Ne vous laissez pas tromper par le schéma d’une cellule simplifiée en deux dimensions. Cette minuscule structure de la vie renferme un univers complexe de machinerie moléculaire qui se construit, se met en mouvement et se décompose en permanence. Ne vous laissez pas tromper par le schéma d’une cellule simplifiée en deux dimensions. Cette minuscule structure de la vie renferme un univers complexe de machinerie moléculaire qui se construit, se met en mouvement et se décompose en permanence.

Les cellules utilisent les milliers de protéines différentes qui les composent comme des outils pour façonner leur environnement interne. Dans cet environnement se trouvent des compartiments spécialisés, appelés organites, qui assurent les fonctions de la cellule. Deux organites importants dans les cellules sont les mitochondries et le réticulum endoplasmique, qui produisent de l’énergie et assemblent les protéines, respectivement.
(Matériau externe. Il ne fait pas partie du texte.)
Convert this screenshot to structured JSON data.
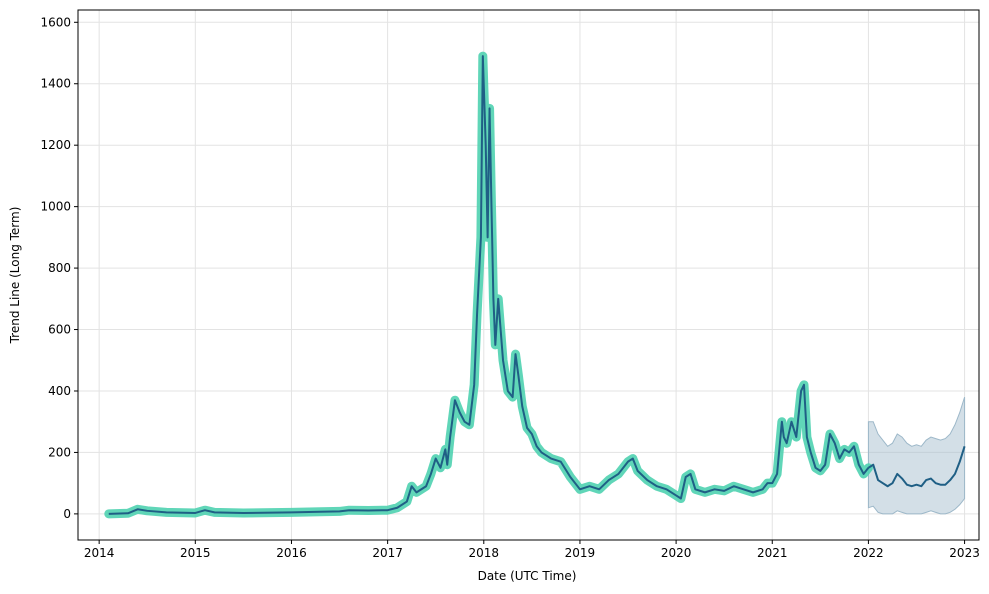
{
  "chart_data": {
    "type": "line",
    "xlabel": "Date (UTC Time)",
    "ylabel": "Trend Line (Long Term)",
    "xlim": [
      2013.78,
      2023.15
    ],
    "ylim": [
      -85,
      1640
    ],
    "x_ticks": [
      2014,
      2015,
      2016,
      2017,
      2018,
      2019,
      2020,
      2021,
      2022,
      2023
    ],
    "x_tick_labels": [
      "2014",
      "2015",
      "2016",
      "2017",
      "2018",
      "2019",
      "2020",
      "2021",
      "2022",
      "2023"
    ],
    "y_ticks": [
      0,
      200,
      400,
      600,
      800,
      1000,
      1200,
      1400,
      1600
    ],
    "y_tick_labels": [
      "0",
      "200",
      "400",
      "600",
      "800",
      "1000",
      "1200",
      "1400",
      "1600"
    ],
    "grid": true,
    "colors": {
      "actual_band": "#4fd1b0",
      "trend_line": "#1f5f85",
      "forecast_band": "#9db8c9",
      "grid": "#e3e3e3"
    },
    "series": [
      {
        "role": "observed",
        "x": [
          2014.1,
          2014.3,
          2014.4,
          2014.5,
          2014.7,
          2015.0,
          2015.1,
          2015.2,
          2015.5,
          2015.8,
          2016.0,
          2016.3,
          2016.5,
          2016.6,
          2016.8,
          2017.0,
          2017.1,
          2017.2,
          2017.25,
          2017.3,
          2017.4,
          2017.45,
          2017.5,
          2017.55,
          2017.6,
          2017.62,
          2017.65,
          2017.7,
          2017.75,
          2017.8,
          2017.85,
          2017.9,
          2017.93,
          2017.97,
          2017.99,
          2018.02,
          2018.04,
          2018.06,
          2018.08,
          2018.1,
          2018.12,
          2018.15,
          2018.2,
          2018.25,
          2018.3,
          2018.33,
          2018.36,
          2018.4,
          2018.45,
          2018.5,
          2018.55,
          2018.6,
          2018.7,
          2018.8,
          2018.9,
          2019.0,
          2019.1,
          2019.2,
          2019.3,
          2019.4,
          2019.5,
          2019.55,
          2019.6,
          2019.7,
          2019.8,
          2019.9,
          2020.0,
          2020.05,
          2020.1,
          2020.15,
          2020.2,
          2020.3,
          2020.4,
          2020.5,
          2020.6,
          2020.7,
          2020.8,
          2020.9,
          2020.95,
          2021.0,
          2021.05,
          2021.1,
          2021.12,
          2021.15,
          2021.2,
          2021.25,
          2021.3,
          2021.33,
          2021.36,
          2021.4,
          2021.45,
          2021.5,
          2021.55,
          2021.6,
          2021.65,
          2021.7,
          2021.75,
          2021.8,
          2021.85,
          2021.9,
          2021.95,
          2022.0
        ],
        "y": [
          0,
          2,
          15,
          10,
          5,
          3,
          12,
          5,
          3,
          4,
          5,
          7,
          8,
          12,
          11,
          12,
          20,
          40,
          90,
          70,
          90,
          130,
          180,
          150,
          210,
          160,
          250,
          370,
          330,
          300,
          290,
          420,
          650,
          900,
          1490,
          1200,
          900,
          1320,
          1000,
          700,
          550,
          700,
          500,
          400,
          380,
          520,
          450,
          350,
          280,
          260,
          220,
          200,
          180,
          170,
          120,
          80,
          90,
          80,
          110,
          130,
          170,
          180,
          140,
          110,
          90,
          80,
          60,
          50,
          120,
          130,
          80,
          70,
          80,
          75,
          90,
          80,
          70,
          80,
          100,
          100,
          130,
          300,
          250,
          230,
          300,
          250,
          400,
          420,
          250,
          200,
          150,
          140,
          160,
          260,
          230,
          180,
          210,
          200,
          220,
          160,
          130,
          150
        ]
      },
      {
        "role": "forecast",
        "x": [
          2022.0,
          2022.05,
          2022.1,
          2022.15,
          2022.2,
          2022.25,
          2022.3,
          2022.35,
          2022.4,
          2022.45,
          2022.5,
          2022.55,
          2022.6,
          2022.65,
          2022.7,
          2022.75,
          2022.8,
          2022.85,
          2022.9,
          2022.95,
          2023.0
        ],
        "y": [
          150,
          160,
          110,
          100,
          90,
          100,
          130,
          115,
          95,
          90,
          95,
          90,
          110,
          115,
          100,
          95,
          95,
          110,
          130,
          170,
          220
        ],
        "upper": [
          300,
          300,
          260,
          240,
          220,
          230,
          260,
          250,
          230,
          220,
          225,
          220,
          240,
          250,
          245,
          240,
          245,
          260,
          290,
          330,
          380
        ],
        "lower": [
          20,
          25,
          5,
          0,
          0,
          0,
          10,
          5,
          0,
          0,
          0,
          0,
          5,
          10,
          5,
          0,
          0,
          5,
          15,
          30,
          50
        ]
      }
    ]
  }
}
Cette image de microscopie montre un réticulum endoplasmique englouti par un autophagosome. Liza Gross/PLoS Biology

Comme l’activité cellulaire de routine génère des sous-produits toxiques qui peuvent endommager la cellule, un système d’élimination est nécessaire pour dégrader et recycler ces molécules à l’intérieur des cellules. L’un de ces processus est l’autophagie, une forme d’autoconsommation que les cellules utilisent pour éliminer et recycler les composants anormaux ou excédentaires, notamment les protéines et les organites. Dérivé du grec, le terme se traduit littéralement par « s’auto-manger ». En 2016, le biologiste cellulaire Yoshinori Ohsumi a reçu le prix Nobel de physiologie ou de médecine pour ses travaux sur l’autophagie. L’autophagie est essentielle à la santé et à la longévité cellulaires. Lorsque ce processus ne fonctionne pas bien, il est lié à plusieurs maladies humaines, notamment les maladies neurodégénératives et cardiovasculaires et le cancer.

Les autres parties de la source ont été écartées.